Per rafforzare le filiere produttive strategiche, da anni vengono stanziate risorse destinate ai contratti di sviluppo. Si tratta di strumenti poco pubblicizzati, e anche poco conosciuti, soprattutto per ciò che riguarda gli incentivi, perché risultano particolarmente impegnativi, da un punto di vista economico. Afferiscono, infatti, a un ambito di business oggettivamente grande che, tuttavia, potrebbe coinvolgere anche le Pmi, soprattutto nell’ambito della filiera di appartenenza.

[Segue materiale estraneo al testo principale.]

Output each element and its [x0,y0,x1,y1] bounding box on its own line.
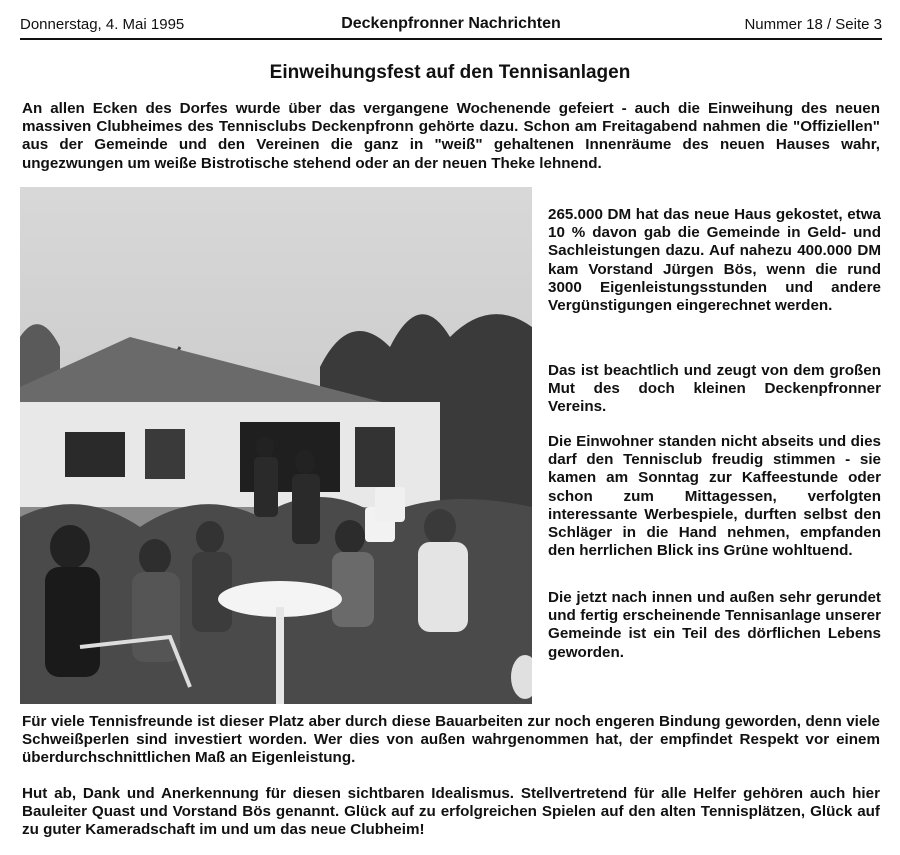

Attraverso il PNRR sono state incrementate le risorse e, nel mese di luglio 2023, il Ministero delle Imprese e del Made in Italy ha aperto un nuovo bando, in continuità con lo sportello avviato nel 2022, denominato “Competitività e resilienza delle filiere produttive”. Per questa nuova agevolazione, sono stati stanziati 391.8 milioni di euro, a sostegno dei programmi industriali delle aree centro settentrionali. Dunque, grazie allo strumento dei contratti di sviluppo verranno incentivati importanti progetti in specifici settori (aerospazio e aeronautica, design, moda e arredo, metallo ed elettromeccanica, chimica e farmaceutica, gomma e plastica, alimentare, ad eccezione di trasformazione e commercializzazione di prodotti agricoli).

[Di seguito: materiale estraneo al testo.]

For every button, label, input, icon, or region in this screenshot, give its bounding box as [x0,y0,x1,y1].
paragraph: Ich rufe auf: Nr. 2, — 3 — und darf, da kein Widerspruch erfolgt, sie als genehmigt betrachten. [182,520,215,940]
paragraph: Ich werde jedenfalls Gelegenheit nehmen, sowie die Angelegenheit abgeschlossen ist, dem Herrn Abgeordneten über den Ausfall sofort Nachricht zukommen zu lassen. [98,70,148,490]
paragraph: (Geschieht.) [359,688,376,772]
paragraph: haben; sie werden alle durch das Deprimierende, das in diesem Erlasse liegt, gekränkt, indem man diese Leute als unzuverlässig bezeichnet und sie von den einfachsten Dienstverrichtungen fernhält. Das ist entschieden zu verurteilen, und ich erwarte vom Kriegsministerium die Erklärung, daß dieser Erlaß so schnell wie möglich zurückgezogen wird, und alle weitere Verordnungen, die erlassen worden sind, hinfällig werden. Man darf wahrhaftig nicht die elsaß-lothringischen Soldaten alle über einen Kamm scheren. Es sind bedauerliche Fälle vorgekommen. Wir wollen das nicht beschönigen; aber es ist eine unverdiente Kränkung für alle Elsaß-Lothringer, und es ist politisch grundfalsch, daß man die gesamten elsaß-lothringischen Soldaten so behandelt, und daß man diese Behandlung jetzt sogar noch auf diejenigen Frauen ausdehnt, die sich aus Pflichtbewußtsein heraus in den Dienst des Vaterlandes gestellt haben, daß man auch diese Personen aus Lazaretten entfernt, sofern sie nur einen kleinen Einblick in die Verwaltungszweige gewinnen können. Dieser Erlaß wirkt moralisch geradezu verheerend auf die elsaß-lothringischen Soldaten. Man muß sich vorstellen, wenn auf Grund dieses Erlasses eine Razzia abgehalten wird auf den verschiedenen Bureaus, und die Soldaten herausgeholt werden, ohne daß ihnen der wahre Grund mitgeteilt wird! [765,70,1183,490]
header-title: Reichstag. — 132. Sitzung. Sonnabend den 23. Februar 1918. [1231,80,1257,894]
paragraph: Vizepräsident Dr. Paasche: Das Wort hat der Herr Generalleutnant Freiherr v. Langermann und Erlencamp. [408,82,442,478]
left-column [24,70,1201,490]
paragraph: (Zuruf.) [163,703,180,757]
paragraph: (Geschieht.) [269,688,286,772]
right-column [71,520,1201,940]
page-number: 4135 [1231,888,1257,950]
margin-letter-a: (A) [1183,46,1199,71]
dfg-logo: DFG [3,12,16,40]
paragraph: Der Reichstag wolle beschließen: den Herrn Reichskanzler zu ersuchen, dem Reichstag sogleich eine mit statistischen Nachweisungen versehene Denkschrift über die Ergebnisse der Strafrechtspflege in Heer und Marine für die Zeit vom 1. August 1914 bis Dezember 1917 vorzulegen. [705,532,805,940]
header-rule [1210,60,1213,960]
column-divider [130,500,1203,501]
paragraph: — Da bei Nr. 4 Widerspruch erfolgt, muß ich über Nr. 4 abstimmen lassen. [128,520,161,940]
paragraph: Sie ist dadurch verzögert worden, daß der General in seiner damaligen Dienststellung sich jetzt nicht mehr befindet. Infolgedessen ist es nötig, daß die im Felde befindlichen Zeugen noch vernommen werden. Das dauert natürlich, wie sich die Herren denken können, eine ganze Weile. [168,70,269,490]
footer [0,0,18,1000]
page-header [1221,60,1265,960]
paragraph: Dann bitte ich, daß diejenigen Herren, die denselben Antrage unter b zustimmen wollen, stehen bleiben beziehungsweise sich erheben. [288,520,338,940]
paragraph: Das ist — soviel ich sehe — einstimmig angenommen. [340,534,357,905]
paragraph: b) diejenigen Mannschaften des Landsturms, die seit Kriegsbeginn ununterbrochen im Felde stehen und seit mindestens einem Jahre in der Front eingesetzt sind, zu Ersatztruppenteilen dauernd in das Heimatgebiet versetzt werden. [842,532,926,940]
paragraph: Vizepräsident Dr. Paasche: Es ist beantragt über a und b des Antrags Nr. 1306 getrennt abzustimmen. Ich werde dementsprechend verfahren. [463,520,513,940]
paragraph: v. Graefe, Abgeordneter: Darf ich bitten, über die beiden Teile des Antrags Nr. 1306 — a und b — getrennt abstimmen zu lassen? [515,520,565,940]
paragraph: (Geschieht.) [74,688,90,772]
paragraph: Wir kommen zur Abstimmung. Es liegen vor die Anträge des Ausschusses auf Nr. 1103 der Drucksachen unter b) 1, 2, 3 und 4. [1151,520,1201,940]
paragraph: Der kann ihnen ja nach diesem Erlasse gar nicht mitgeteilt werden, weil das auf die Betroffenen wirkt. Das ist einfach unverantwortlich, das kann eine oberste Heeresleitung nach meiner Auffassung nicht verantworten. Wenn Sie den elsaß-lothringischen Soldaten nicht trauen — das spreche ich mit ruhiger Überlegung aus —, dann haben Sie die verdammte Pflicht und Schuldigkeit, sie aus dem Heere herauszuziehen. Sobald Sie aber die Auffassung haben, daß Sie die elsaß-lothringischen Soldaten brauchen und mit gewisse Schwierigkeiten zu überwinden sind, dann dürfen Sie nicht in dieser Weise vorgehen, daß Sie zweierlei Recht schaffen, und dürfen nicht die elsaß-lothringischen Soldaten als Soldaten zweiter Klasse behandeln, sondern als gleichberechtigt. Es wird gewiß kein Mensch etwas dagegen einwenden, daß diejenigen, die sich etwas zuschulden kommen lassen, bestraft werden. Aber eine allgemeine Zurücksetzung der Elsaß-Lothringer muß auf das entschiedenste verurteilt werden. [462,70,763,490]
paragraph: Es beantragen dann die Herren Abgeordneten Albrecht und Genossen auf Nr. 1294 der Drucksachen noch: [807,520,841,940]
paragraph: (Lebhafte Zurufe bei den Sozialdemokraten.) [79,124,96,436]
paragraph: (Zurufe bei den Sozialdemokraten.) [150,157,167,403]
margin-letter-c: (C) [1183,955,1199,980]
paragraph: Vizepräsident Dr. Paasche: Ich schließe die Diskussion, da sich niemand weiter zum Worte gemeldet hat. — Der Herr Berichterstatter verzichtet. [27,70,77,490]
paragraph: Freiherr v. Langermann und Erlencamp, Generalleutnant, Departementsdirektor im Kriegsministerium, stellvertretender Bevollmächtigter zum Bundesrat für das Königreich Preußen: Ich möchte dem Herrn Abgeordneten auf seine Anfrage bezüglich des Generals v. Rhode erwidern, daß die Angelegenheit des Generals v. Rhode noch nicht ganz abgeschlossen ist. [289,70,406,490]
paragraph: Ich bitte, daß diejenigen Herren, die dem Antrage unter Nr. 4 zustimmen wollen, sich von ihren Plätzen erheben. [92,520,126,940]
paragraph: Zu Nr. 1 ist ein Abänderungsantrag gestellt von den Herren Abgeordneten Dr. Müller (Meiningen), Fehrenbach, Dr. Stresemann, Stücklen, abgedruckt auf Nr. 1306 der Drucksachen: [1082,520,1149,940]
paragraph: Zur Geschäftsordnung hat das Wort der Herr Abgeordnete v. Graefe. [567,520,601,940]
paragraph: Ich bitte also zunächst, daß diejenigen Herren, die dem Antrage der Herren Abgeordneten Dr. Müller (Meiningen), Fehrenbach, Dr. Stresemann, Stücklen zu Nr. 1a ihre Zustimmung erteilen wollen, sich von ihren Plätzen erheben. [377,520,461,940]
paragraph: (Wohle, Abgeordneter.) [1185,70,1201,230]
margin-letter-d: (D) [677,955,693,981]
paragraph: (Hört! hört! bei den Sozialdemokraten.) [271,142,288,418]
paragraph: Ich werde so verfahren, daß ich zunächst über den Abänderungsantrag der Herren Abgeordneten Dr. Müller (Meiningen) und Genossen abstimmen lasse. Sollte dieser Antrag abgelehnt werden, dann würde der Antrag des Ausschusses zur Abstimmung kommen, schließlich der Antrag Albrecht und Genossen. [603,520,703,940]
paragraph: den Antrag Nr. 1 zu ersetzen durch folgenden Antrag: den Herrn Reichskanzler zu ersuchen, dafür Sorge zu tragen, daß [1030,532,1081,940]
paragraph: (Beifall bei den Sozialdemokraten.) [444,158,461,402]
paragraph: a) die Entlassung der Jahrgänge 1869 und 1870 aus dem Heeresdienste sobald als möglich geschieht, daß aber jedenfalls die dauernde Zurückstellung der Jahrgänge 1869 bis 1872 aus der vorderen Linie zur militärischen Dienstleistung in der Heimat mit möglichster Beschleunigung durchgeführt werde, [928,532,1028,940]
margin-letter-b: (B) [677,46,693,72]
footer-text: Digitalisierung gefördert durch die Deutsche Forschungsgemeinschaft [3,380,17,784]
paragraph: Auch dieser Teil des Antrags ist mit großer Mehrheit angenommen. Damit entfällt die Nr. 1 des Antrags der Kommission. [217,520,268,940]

Cosa sono i contratti di sviluppo?

Lo strumento dei contratti di sviluppo esiste da anni, e viene costantemente rifinanziato in base all’ambito operativo. Non cambia l’oggetto, ma variano gli obiettivi strategici che il governo intende perseguire. Nel 2022, ad esempio, sono stati aperti diversi sportelli, destinati all’automotive, alle batterie, ai bus elettrici e così via. Con l’ultimo decreto MIMIT è stato invece stabilito di focalizzare l’attenzione sulle “filiere produttive” afferenti a diversi settori, tra cui il comparto aerospaziale, aeronautico, elettromeccanico, del metallo, chimico e della gomma-plastica. In questi ambiti, quindi, le imprese avranno ampia libertà per “realizzare lo sviluppo”, grazie alla presentazione dei propri programmi strategici e innovativi, di rilevante dimensione. Questi potranno anche attrarre investimenti esteri, allo scopo di rafforzare la struttura produttiva del paese. Non ci sono barriere, in tal senso. E possono essere realizzate diverse tipologie di investimento: è infatti possibile avviare una nuova unità produttiva, ampliare la capacità di una già esistente, riconvertire un sito diversificandone le attività o modificando fortemente il suo processo, mediante un aumento del livello di efficienza o di flessibilità. È altresì pre-
vista la possibilità di acquisire un’unità produttiva, ma a prezzo di mercato e a condizione che non vi sia relazione tra acquirente e venditore – ma questa opzione ha dei limiti territoriali, con l’ubicazione in aree di crisi. Insomma, ampia libertà alle idee. Certo, si tratta di idee importanti, ed economicamente impegnative, considerando che l’investimento complessivo minimo dovrà essere pari a 20 milioni di euro, con riferimento al totale delle spese e dei costi ammissibili. Il progetto può tuttavia comprendere uno o più disegni imprenditoriali: può infatti essere affiancato da eventuali programmi di ricerca, sviluppo e innovazione, connessi e funzionali tra loro. Si tratta quindi di un unicum che sottende un numero variabile di progetti.